Claire Appleford, 13, has spent hours here since Sunday, helping to stock the shelves with items and arrange hot meals for victims and their families.
“I know how I would feel if everything I loved got ripped away from me,” she said. “I don’t know if I could even get myself together. So I just wanted to help out.”
“It’s amazing, for a small town, how we’ve come together,” said Jenny Bullard, a 19-year-old who escaped with just a cut on her hand after her brick home was torn to ribbons by the storm.
Chase Daughtrey, the Cook County probate judge, said the state response has been “beyond phenomenal.” Georgia first-responders were on the scene just hours after the storm struck, and he’s expecting more help to come flooding in. The jury is still out on the feds, he added.

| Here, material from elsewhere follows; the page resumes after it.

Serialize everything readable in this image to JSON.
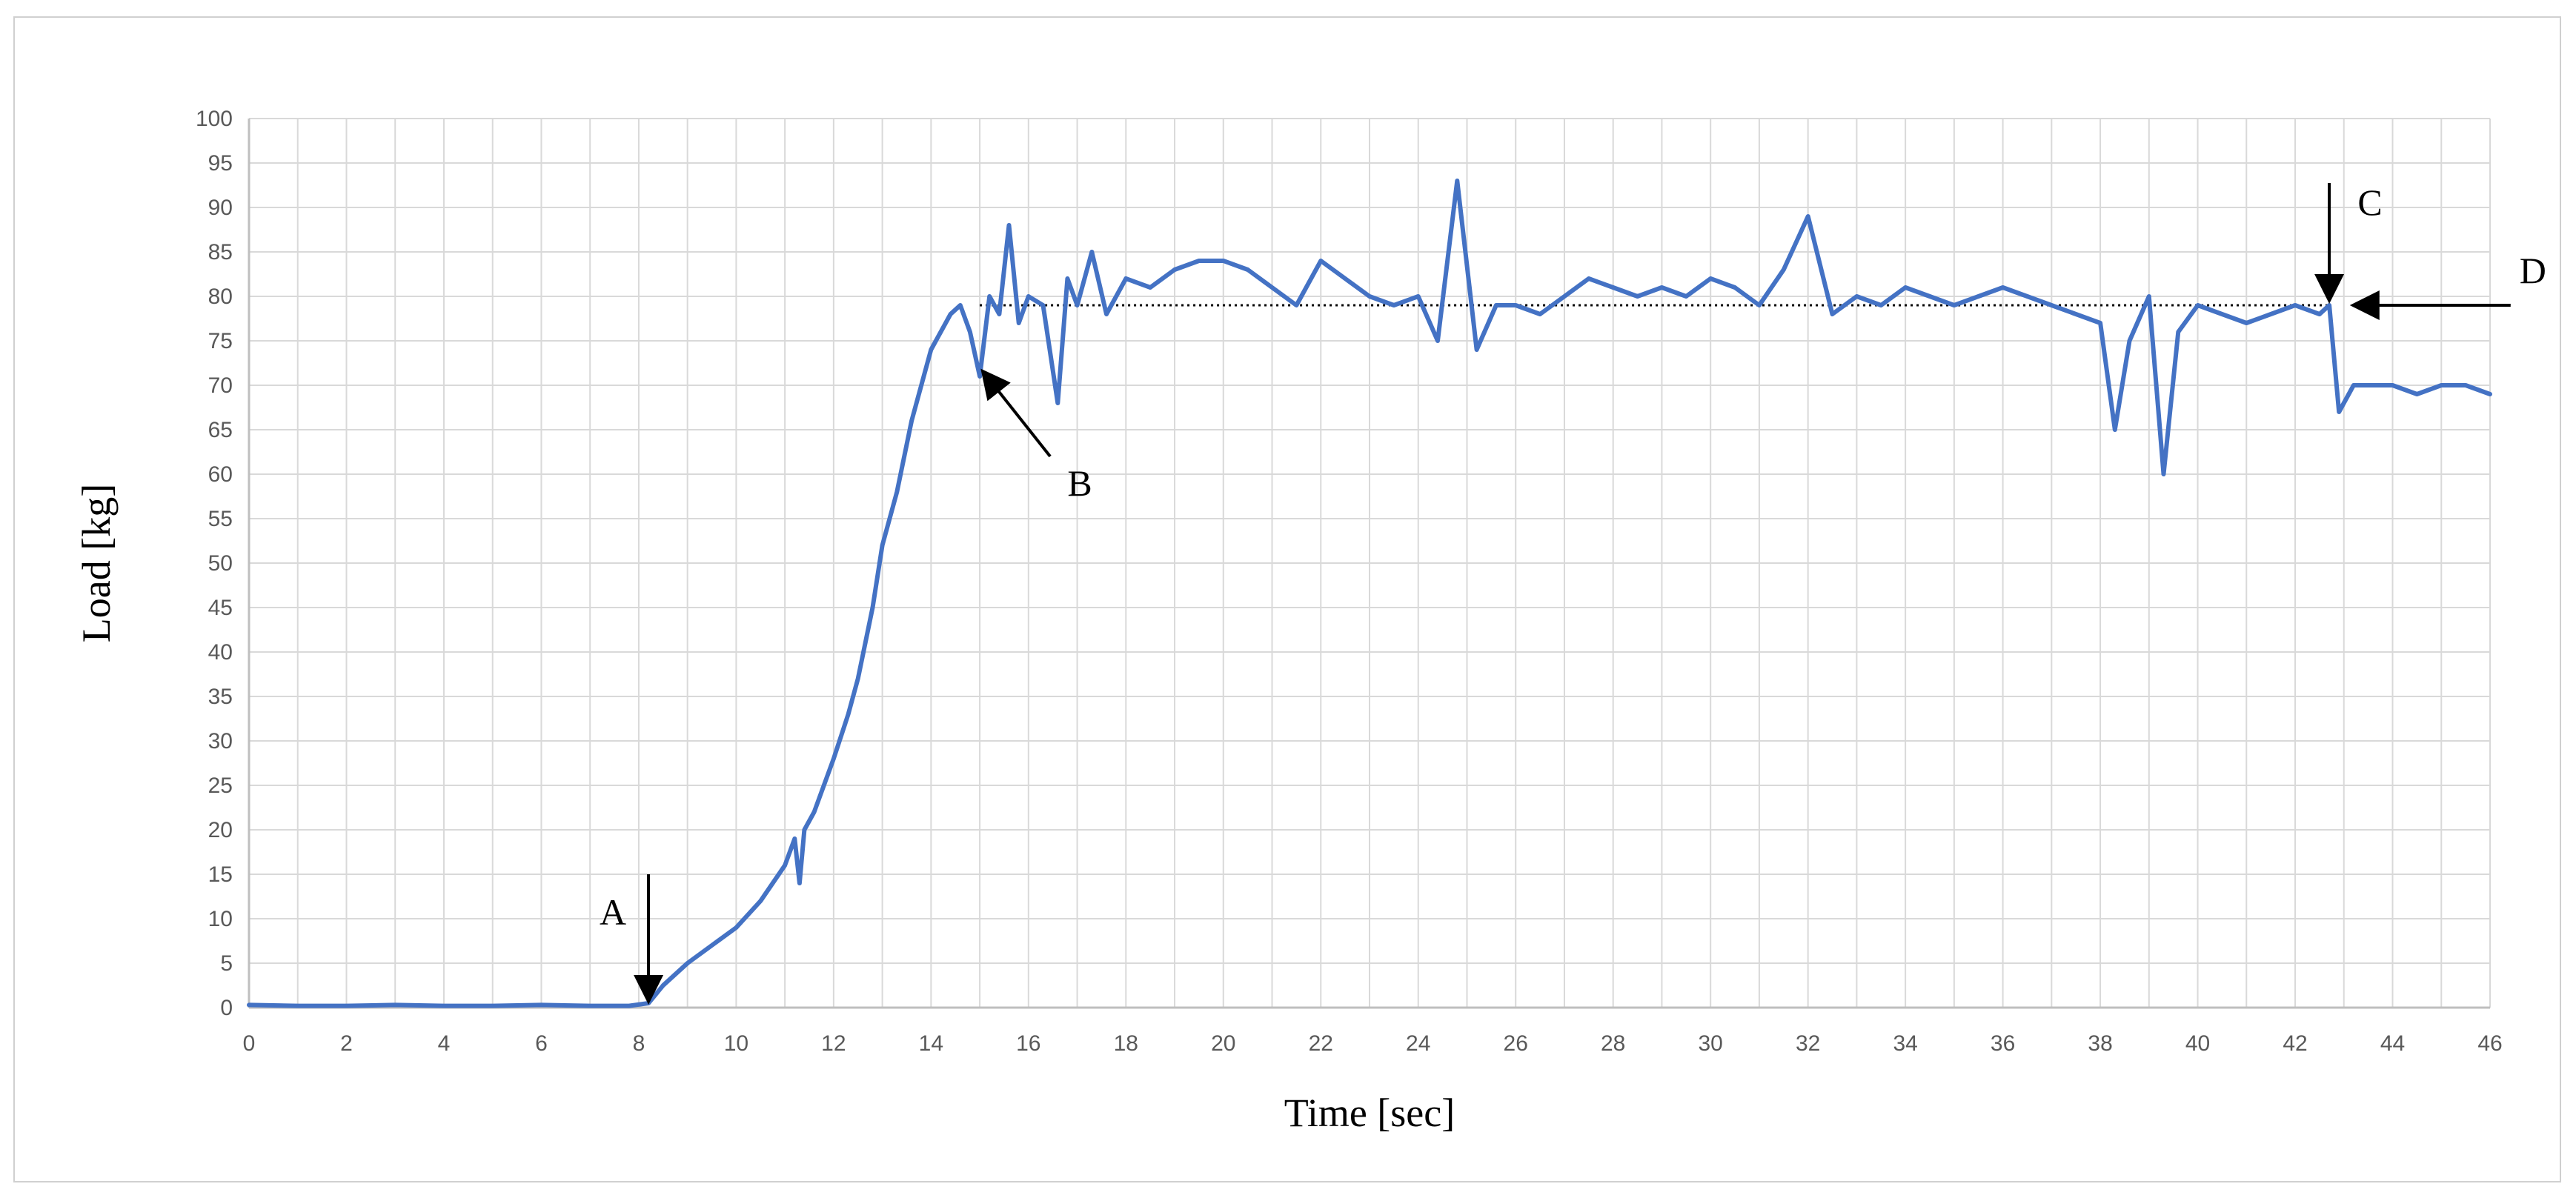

“If we are sitting here in four to six weeks and we haven’t heard anything from (the Federal Emergency Management Agency), then the frustration will mount quickly,’ he said. “But we have no issues at this point because of the state response.”
In nearby Albany, though, the tension is already boiling over. Some residents felt forgotten after the Jan. 2 tornado. This weekend's storms — which killed four people in Dougherty County — left the region in further need of assistance.
"President Donald Trump ran on a platform of being a man of action, one who will cut through regulations," read an editorial from The Albany Herald. "We hope that is one campaign promise he will keep in the case of this regional disaster. If ever action was needed, this is the time."
As if on cue, Trump called the governor on Wednesday as he was touring the storm damage. It was a cordial conversation, Deal said, and the president remarked to him about the “record time” in approving the request for aid for the Jan. 2 storm.
In turn, Deal asked the president to swiftly approve emergency aid for the deadly storms that struck this weekend.
“This is my seventh year as governor of this state. And we’ve had other tragedies in the past. This is the first time I’ve spoken with the president about these types of circumstances,” Deal said of the conversation with Trump, the second about the storms since they struck. “I’m very pleased with his attention to these challenges.”
For now, the painstaking process of cleaning up from the storms continues. Cleaning up the debris strewn across vast, sparsely populated southwest Georgia counties could take weeks. Rebuilding will take longer.
“Even in hard times — especially in hard times — you find out how important it is in communities like this to find neighbors helping neighbors,” Deal said, breaking into tears. “Georgians, we have a lot to be proud of.”